I experience his loss like a sudden realization. As if I can’t hold his passing in my head as a continuous reality, so I re-live learning of his loss repeatedly. My thoughts spiral and swirl in a rising panic until it ends in tears, despair, profound loss. Every day that passes, I think of something else I wanted to talk to him about; something else I’ll miss that I’m just now realizing is gone. I mourn for all of life’s milestones he won’t be here to see me through and struggle with what they mean to me now, knowing he won’t be here to witness them. Hearing and reading his tributes, I know Papa was a role model and friend. He made people believe in something and most importantly made you believe in yourself.
Papa was fun. Funny. Strict. A smart aleck. Proud. Strong. Eternally curious. Continuously learning. Loved his family. Loved his country. Always saw me as a full person.
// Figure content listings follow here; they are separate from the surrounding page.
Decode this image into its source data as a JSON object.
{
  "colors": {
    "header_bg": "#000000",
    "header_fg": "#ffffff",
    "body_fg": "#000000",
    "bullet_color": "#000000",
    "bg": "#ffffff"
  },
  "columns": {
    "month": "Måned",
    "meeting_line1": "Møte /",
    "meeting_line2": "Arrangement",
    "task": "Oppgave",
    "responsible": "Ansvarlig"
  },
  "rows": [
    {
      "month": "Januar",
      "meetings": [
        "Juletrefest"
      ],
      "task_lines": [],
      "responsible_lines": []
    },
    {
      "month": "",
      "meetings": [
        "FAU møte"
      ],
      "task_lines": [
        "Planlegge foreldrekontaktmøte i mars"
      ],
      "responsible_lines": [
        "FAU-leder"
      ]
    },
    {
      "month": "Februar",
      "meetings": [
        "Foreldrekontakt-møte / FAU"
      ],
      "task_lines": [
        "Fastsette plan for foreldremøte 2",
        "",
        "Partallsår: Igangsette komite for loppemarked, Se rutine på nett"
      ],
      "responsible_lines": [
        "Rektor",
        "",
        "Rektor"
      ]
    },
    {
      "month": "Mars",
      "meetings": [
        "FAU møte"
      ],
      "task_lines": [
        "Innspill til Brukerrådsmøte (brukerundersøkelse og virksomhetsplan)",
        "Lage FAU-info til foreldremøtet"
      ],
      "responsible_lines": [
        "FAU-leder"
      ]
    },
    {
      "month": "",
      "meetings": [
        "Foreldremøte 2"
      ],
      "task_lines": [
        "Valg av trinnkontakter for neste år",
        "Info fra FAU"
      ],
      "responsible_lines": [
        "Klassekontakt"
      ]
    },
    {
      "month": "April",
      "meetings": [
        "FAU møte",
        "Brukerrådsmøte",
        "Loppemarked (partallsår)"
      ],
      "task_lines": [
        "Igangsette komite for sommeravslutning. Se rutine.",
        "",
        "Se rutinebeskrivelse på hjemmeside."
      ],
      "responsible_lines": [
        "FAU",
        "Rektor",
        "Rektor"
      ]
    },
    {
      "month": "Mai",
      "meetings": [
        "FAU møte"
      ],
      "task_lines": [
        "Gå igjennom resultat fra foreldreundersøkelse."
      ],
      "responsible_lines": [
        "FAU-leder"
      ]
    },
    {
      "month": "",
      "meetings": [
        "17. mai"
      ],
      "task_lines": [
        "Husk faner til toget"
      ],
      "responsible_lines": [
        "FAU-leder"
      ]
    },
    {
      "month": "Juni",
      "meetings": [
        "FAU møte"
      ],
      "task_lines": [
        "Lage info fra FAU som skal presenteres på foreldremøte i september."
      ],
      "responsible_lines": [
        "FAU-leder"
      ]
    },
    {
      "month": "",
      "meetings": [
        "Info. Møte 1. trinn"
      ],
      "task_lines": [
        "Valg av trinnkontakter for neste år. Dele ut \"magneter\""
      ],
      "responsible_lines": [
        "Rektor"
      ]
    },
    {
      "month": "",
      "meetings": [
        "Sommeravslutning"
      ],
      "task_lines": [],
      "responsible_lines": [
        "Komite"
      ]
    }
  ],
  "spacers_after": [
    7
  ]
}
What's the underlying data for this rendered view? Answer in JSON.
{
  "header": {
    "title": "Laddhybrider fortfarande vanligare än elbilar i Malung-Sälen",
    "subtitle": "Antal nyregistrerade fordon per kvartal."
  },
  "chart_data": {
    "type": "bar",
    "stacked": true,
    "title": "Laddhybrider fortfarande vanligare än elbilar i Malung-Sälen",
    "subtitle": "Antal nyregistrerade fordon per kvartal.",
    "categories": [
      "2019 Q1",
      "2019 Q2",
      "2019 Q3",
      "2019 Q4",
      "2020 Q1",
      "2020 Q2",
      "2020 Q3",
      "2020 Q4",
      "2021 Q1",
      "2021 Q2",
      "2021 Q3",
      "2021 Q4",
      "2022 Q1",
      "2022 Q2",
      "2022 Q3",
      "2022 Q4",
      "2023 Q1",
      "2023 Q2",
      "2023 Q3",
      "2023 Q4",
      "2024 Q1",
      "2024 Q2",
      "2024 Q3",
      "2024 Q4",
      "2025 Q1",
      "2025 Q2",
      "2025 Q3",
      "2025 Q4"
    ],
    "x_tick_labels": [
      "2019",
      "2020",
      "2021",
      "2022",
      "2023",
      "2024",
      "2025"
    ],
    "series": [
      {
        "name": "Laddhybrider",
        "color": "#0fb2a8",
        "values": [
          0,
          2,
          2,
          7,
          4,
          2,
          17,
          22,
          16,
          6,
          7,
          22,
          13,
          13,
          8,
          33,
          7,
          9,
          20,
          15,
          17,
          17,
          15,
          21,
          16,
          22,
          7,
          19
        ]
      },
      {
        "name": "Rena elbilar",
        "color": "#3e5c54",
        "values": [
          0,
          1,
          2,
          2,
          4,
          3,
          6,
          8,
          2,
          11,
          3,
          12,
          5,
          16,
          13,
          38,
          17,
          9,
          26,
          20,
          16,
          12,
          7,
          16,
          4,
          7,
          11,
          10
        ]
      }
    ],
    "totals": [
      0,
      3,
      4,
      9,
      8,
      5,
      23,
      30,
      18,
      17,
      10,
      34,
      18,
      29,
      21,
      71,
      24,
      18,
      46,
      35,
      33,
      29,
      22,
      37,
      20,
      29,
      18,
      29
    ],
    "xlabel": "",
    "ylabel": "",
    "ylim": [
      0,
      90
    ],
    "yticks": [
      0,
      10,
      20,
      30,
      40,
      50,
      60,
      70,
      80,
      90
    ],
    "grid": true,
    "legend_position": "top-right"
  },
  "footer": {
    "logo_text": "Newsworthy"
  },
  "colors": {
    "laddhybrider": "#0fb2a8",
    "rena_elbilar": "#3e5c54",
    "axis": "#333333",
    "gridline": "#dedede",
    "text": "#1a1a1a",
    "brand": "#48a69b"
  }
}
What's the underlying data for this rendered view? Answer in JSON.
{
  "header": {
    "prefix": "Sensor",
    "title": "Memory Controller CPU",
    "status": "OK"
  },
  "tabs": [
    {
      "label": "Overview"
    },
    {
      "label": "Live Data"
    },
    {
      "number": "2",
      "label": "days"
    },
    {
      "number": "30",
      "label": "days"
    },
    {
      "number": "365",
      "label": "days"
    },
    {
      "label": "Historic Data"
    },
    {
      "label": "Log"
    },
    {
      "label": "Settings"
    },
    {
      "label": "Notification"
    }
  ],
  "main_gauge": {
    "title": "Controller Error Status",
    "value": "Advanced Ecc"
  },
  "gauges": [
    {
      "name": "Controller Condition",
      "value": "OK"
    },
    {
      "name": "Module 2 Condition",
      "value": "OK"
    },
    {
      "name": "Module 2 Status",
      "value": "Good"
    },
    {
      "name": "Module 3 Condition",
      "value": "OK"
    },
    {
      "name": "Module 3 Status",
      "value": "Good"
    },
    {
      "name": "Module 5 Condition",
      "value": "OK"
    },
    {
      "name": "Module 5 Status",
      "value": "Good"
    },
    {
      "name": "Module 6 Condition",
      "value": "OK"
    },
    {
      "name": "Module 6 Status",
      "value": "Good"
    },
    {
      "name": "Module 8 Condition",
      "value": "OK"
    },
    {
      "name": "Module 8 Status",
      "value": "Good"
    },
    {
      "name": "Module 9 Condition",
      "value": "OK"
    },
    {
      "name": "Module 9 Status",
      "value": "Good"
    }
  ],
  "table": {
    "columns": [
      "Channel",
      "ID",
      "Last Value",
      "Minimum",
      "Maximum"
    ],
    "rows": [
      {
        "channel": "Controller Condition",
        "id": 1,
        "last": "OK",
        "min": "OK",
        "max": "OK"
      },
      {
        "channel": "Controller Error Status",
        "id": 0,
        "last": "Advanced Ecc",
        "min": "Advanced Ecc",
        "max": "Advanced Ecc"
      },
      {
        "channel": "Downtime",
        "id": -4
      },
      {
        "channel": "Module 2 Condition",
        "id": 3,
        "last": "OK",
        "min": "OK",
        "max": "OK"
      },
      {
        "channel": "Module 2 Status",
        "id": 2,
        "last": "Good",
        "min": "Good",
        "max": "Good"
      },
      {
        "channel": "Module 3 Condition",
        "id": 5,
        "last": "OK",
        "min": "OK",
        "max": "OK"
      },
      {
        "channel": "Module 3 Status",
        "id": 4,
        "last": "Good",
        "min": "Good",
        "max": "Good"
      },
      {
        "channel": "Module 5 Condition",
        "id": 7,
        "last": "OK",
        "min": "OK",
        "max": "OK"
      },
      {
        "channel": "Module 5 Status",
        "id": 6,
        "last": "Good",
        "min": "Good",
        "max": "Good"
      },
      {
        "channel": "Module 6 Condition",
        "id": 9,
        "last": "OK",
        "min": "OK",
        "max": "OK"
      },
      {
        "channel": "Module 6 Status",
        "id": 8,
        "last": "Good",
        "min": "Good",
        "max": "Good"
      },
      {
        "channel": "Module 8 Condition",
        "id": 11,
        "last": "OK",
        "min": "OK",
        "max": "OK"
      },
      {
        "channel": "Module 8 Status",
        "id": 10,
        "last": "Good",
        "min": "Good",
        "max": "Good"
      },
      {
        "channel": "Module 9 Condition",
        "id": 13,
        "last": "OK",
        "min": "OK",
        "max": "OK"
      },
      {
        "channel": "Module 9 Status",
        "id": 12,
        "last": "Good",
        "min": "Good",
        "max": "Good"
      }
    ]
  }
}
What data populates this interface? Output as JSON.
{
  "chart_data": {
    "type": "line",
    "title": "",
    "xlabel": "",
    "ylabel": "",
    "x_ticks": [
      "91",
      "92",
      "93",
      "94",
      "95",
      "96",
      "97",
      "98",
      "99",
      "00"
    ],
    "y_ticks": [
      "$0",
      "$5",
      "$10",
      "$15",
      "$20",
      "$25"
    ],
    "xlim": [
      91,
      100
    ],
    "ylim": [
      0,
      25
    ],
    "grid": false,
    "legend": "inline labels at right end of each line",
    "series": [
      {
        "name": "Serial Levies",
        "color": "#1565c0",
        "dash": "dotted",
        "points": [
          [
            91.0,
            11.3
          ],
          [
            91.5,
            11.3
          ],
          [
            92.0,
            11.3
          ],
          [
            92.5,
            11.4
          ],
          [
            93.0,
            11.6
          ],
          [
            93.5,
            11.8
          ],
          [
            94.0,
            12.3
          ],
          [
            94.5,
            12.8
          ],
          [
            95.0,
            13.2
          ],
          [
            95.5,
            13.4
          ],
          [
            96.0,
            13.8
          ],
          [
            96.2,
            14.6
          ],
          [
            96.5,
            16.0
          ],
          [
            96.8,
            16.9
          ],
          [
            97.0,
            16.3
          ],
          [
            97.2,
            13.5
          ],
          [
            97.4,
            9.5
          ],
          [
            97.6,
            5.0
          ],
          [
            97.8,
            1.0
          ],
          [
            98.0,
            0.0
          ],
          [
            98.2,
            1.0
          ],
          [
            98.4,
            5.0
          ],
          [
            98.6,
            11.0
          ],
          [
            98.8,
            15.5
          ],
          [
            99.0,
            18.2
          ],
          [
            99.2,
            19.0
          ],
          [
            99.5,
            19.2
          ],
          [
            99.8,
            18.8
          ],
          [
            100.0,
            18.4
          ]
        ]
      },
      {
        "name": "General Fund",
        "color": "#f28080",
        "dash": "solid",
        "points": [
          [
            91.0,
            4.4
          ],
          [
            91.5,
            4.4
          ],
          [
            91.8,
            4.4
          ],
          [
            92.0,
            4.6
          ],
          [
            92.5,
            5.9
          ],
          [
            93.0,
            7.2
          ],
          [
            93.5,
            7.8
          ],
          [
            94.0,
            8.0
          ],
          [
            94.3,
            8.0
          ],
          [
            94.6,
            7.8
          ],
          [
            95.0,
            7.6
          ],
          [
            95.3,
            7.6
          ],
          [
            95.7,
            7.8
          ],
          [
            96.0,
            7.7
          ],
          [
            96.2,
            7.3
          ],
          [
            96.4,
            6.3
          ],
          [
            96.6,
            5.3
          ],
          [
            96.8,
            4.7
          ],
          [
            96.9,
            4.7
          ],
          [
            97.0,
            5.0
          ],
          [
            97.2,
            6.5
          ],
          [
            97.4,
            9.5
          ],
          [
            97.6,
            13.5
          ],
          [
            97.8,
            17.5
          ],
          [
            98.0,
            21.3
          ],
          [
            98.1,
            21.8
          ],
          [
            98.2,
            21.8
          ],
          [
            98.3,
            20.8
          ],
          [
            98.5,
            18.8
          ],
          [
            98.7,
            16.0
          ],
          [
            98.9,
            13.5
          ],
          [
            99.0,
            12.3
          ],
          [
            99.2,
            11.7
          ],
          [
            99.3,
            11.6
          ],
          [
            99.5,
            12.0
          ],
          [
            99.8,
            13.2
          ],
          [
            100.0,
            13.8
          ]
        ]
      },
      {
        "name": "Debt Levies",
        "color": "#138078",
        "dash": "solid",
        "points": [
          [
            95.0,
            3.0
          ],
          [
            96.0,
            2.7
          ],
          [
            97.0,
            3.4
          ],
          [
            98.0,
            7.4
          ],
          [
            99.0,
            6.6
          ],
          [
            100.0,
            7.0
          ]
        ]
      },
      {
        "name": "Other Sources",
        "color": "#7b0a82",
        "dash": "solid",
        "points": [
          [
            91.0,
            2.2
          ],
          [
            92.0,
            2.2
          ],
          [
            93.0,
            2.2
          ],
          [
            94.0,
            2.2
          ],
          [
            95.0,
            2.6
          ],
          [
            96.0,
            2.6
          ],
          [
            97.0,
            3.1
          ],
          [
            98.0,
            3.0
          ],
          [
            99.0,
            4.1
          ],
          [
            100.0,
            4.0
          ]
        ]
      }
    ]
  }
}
I loved him and am thankful for every moment of time I was able to spend at his side, on a call, watching tennis, playing chess, playing music, debating development theory, explaining tech, petitioning for an allowance, complaining, laughing, crying, learning to dance, learning to drive, getting advice, understanding, listening, observing…
I feel the weight of his legacy on the people and community he has left behind, countered only by the gift of vision and belief in man he left behind. I miss him dearly.